Cette année, le festival prend pour thème les droits humains. Dans ce cadre, des films arabes en provenance du festival jordanien « Al Karama » [la dignité] ont été projetés en milieu de la dernière soirée. Les courts métrages arabes étaient suivis par la projection du documentaire « K.R.I », projet de l’association Zanoobya, qui consiste à emmener les enfants dans les zones rurales à l’école avec une charrette. Présenté par Zeyneb Farhat, présidente de l’association et directrice de l’espace El Teatro, le projet s’inscrit dans une « dynamique écologique, de développement durable et des droits de l’homme ».

Les festivaliers avaient droit après la projection à des récitations de poèmes fraîchement écrits à la mémoire de Adnen Meddeb puis à un concert animé par Yasser Jeradi, Halim Youssefi et les deux rappeurs Mado et Zola. L’émotion a atteint son apogée avec les chansons engagées, tant aimées par le défunt. Le Festival du Court au Kef qui s’est déroulé parallèlement à la tente estivale n’a pas manqué de rendre hommage à Adnen à travers une vidéo tournée dans les coulisses du festival.

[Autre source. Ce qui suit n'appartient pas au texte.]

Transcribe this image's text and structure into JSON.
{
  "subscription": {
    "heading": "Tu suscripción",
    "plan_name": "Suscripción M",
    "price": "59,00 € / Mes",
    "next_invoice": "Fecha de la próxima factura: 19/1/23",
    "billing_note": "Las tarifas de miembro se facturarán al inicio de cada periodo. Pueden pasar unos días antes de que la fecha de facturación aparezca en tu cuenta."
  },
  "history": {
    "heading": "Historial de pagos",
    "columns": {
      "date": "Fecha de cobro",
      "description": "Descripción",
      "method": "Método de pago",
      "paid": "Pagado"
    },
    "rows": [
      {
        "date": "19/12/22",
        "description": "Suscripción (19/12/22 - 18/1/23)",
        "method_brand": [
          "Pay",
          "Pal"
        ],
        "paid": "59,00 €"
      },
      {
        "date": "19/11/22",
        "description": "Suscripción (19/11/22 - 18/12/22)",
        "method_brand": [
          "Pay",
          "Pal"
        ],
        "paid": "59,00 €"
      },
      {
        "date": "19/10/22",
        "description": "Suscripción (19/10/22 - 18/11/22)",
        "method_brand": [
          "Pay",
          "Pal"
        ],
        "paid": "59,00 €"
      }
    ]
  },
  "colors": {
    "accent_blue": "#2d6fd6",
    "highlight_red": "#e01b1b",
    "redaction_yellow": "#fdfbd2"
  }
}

Solidaires, les festivals culturels et alternatifs se partagent les saisons : le festival du Court au Kef se tiendra, désormais, au printemps. Ceux de Tazarka, de Kelibia et de Hammam El Ghezaz se tiendront l’été. Sans subventions étatiques ni grands budgets, ces festivals locaux parviennent à égayer les communautés assoiffées à l’art et la culture.

« Adnen est vivant ! Il le restera pour toujours en nous et par ce festival qui survivra à toutes les épreuves et illuminera la ville par le cinéma et l’art » promet Marouen Meddeb, président du festival et frère aîné de Adnen avant de conclure « malgré la douleur, le show continue ». Des dizaines de festivaliers approuvent les derniers mots de la clôture. Chacun promet de donner de son mieux à la prochaine édition. Un artiste qui meurt et un festival qui naît.